Het is bijgevolg noodzakelijk om, teneinde deze dubbele belasting te vermijden, de belastbare basis van de belasting op de spelen en weddenschappen te beperken tot het gedeelte dat men verkrijgt door van het totale bedrag dat lastens de deelnemer wordt aangerekend door het telecombedrijf, het bedrag af te trekken dat overeenstemt met het bijkomend bedrag dat door het telecombedrijf aan de deelnemer wordt aangerekend als kost van de telecommunicatiedienst (SMS of 0900-lijn).
BB = GF – Prijs telecommunicatiedienst (meerkost)
BB = Belastbare Basis spelen en weddenschappen GF = Globale Factuur (totaalbedrag van de aan de deelnemer gefactureerde dienstverlening) Prijs telecommunicatie = de tegenprestatie van een telecommunicatiedienst verstrekt aan de deelnemer (onderworpen aan het normale BTW-tarief dat thans 21 pct. bedraagt).
Voorbeeld :
GF = 1,10 € Prijs telecommunicatiedienst (meerkost) = 0,10 € BB = 1 €
Het probleem van de vaststelling van deze belastbare basis (BB) zal vergemakkelijkt worden door de invoering van een factuur (bestemd voor de deelnemer) op dewelke twee afzonderlijke bedragen moeten voorkomen : een bedrag ter berekening van de belasting op de spelen en weddenschappen (de BB) en een bedrag (de Prijs telecommunicatie) dat de vergoeding van de telefonische communicatie uitmaakt bezwaard met BTW.
Hierbij dient benadrukt te worden dat van de dusdanig berekende belastbare basis geen enkele inrichtingskost van welke aard ook mag worden afgetrokken.
D.
Belastingschuldige
a) Wettelijk kader
20. Overeenkomstig artikel 51 WGB is de belasting verschuldigd door elke persoon die, zelfs toevallig, hetzij voor eigen rekening, hetzij als tussenpersoon inzetten of inleggelden aanneemt.
b) Toelichting
21. De belastingschuldige is dus, in eerste instantie, de inrichter van de spelen en de weddenschappen die voor eigen rekening handelt en, in tweede instantie, de persoon die, tussen de voormelde inrichter en de spelers, belast is voor rekening van de inrichter, de inzetten en de inleggelden van de spelers in te zamelen.
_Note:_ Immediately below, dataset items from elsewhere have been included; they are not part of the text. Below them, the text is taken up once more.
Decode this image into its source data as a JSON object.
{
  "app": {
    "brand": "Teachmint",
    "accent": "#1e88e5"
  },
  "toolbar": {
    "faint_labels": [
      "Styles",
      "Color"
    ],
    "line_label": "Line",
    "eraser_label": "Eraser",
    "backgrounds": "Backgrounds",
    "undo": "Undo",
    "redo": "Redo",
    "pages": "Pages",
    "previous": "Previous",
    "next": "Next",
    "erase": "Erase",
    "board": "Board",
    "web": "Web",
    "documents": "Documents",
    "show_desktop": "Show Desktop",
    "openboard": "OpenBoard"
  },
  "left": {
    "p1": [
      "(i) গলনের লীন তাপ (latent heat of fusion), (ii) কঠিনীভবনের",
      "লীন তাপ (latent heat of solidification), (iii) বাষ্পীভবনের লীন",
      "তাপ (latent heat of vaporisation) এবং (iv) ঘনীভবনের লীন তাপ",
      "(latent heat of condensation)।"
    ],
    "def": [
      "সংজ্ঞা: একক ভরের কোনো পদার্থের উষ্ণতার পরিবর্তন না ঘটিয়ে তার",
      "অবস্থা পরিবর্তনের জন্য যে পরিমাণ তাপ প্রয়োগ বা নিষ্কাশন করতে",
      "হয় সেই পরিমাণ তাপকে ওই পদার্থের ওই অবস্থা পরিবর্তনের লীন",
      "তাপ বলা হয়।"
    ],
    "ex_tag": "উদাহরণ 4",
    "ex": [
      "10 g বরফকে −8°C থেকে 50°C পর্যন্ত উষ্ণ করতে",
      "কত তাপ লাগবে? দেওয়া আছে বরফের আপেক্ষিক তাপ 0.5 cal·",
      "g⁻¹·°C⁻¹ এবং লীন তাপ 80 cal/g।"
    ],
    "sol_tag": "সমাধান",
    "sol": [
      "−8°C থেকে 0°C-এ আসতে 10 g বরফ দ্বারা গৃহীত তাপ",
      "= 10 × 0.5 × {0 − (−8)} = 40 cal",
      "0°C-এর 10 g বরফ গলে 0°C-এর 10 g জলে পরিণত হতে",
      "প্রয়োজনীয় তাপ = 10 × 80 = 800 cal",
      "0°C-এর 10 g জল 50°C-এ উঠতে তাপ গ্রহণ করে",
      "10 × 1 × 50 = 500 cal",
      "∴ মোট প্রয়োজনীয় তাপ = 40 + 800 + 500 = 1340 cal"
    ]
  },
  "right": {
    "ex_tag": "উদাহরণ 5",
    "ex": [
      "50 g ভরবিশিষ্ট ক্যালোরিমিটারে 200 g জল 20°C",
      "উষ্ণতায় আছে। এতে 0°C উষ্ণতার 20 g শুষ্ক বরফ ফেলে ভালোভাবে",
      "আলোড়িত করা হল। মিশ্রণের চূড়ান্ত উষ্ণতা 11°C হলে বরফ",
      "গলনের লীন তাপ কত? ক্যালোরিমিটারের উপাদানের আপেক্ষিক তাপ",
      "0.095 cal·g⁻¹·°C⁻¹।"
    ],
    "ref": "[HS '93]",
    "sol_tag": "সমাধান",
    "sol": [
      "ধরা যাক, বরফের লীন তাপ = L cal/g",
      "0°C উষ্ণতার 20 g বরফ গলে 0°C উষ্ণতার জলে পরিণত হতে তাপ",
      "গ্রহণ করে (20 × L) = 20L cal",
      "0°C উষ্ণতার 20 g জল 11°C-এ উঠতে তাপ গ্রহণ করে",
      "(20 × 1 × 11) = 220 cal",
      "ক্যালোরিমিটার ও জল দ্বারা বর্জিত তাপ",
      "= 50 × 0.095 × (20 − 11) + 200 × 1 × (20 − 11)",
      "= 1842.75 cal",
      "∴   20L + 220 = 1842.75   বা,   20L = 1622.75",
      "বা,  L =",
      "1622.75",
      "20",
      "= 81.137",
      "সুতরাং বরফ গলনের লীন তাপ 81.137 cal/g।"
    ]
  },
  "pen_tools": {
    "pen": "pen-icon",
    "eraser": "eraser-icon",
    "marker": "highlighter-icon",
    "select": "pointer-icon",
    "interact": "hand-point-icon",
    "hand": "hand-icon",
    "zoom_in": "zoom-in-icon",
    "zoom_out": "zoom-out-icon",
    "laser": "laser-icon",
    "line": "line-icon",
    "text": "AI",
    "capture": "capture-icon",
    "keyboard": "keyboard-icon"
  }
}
22. In het kader van de spelen en wedstrijden die door de media worden georganiseerd via de 0900-lijnen of via de 4–cijferige SMS–nummers, zien we dat verschillende actoren kunnen tussenkomen in de “keten van diensten die aan de Deelnemer worden verstrekt”.
- de Organisator :
Daar het om de (rechts-)persoon gaat die het initiatief neemt om het spel of de wedstrijd te organiseren, is hij diegene die voor eigen rekening handelt en die in die hoedanigheid in eerste instantie als de belastingschuldige moet worden aangemerkt.
http://ccff02.minfin.fgov.be/KMWeb/document.do?method=view&id=f98798f7-e81d... 07/12/2009
Fisconetplus 3.1.7 - Federale Overheidsdienst Financiën
Page 8 of 13
Zoals echter uiteengezet onder de nummers 5 en 6 komen meestal verschillende actoren tussen in de prestatieketen.
Nu moet de uitdrukking “als tussenpersoon” bedoeld in artikel 51 WGB, in de meest ruime zin worden beschouwd en beoogt dit ook de uitbater van de inrichting die weddenschappen aanneemt of op enige wijze aan hun aanvaarding deelneemt, bijvoorbeeld, door publiciteit te geven aan de verrichtingen of door materieel of personeel ter beschikking te stellen, en die voor deze verrichtingen enige directe of indirecte vergoeding ontvangt.
Het is dus in het licht van deze bepaling dat men de hoedanigheid van mogelijke belastingschuldige “van de tweede rang” moet onderzoeken van de dienstverleners die bij de dienstverstrekking (spel/wedstrijd) tussenkomen :
- de Operator :
Het gaat om het telecommunicatiebedrijf dat zijn infrastructuur ter beschikking stelt van de Organisator en die een vergoeding inhoudt op het door de Deelnemer betaald bedrag alvorens het saldo door te storten aan de Organisator of de volgende dienstverstrekker.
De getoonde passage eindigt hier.